Any heroin addict will tell you, dependence is not the same thing as love.
Yesterday I argued that NPR was dead wrong in downplaying Stanford's coal divestment. Not only did they ignore the potential for much larger divestment as fears of a carbon bubble grow, but they also failed to understand that one of the key aims of the divestment movement is not just to cut off the money, but to strategically stigmatize companies who are causing excessive harm.
But what does a fossil fuel company care about popularity?For years, whenever I advocated for clean energy, or pointed to the massive ecological disasters we tax payers end up picking up the tab for, naysayers would point to the benefits that fossil fuels have brought us: electric light, personal mobility, errm, drag racing. Good luck convincing people to return to the stone age, they'd crow, and to some degree, they have a point.
Or at least they did.
We've had few options but to keep buying oil and coal-fired electricity, but that's changing. We're seeing a confluence of interests that will—or at least should have—Big Oil and Big Coal worried. Renewable energy prices are coming down. Electric vehicles are becoming increasingly commonplace. Even cities like Los Angeles are launching bike-friendly business districts as our notions of what a world-class city should look like evolve. And businesses of all shapes and sizes are demonstrating that investing in clean energy is increasingly a prerequisite for being considered a leader.

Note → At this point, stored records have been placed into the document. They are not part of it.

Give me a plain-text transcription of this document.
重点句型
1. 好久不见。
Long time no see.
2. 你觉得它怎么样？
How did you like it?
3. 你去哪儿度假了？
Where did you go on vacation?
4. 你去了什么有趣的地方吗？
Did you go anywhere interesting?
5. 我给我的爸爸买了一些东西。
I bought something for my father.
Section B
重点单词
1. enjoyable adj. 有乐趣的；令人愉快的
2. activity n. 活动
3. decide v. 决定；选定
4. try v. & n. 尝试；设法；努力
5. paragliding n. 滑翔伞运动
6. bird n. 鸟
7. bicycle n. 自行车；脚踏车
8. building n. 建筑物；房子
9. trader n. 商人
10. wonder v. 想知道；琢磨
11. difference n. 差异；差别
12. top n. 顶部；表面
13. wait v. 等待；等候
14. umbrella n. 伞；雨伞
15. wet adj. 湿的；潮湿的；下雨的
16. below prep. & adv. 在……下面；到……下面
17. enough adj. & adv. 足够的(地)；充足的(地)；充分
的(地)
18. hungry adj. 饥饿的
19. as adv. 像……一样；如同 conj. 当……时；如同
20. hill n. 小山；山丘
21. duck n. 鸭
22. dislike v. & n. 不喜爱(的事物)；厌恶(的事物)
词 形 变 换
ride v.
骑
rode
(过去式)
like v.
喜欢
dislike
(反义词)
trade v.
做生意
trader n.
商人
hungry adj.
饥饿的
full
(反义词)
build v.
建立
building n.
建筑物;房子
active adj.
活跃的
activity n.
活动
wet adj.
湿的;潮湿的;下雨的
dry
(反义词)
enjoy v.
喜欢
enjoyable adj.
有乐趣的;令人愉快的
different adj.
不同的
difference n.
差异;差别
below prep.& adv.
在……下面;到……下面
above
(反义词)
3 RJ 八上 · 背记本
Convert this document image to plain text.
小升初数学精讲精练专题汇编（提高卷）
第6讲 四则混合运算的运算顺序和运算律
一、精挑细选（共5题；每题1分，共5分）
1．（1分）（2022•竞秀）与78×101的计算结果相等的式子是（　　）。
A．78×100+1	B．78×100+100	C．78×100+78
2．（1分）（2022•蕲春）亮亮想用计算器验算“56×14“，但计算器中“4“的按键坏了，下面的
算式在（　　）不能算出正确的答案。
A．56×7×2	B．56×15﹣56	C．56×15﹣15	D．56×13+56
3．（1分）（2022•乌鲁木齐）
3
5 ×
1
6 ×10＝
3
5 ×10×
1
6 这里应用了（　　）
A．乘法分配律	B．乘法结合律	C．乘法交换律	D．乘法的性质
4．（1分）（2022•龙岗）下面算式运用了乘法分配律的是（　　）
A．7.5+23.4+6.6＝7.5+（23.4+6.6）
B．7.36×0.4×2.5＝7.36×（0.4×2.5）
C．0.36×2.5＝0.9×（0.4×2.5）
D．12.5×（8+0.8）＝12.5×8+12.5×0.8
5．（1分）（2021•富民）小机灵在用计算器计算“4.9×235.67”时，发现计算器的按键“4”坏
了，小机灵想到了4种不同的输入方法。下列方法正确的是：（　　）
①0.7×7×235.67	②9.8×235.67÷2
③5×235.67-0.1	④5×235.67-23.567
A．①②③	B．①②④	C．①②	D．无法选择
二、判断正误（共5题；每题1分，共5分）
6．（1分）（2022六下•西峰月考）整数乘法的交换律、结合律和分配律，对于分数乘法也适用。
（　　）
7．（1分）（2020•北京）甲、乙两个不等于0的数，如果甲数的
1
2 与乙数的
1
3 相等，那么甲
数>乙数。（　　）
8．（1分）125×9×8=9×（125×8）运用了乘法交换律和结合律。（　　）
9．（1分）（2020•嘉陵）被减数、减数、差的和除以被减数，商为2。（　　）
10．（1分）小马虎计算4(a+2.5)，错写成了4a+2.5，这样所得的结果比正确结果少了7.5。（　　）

Of course, the situation is a little different if you are making big money off the shale gas boom, or if the only job in town is at Freedom Industries. Yet even in regions that are economically dependent on fossil fuel production, failures to care for workers' health, cancer clusters in the surrounding communities, and exposure to some of the worst industrial accidents of recent years mean that community support is by no means guaranteed.
As alternatives become more viable, and as the consequences of maintaining the status quo become increasingly hard to ignore, getting clean of our addiction will become a no-brainer for most communities.
It would be a big mistake for fossil fuel executives to mistake heavy usage or economic dependence for loyalty or love.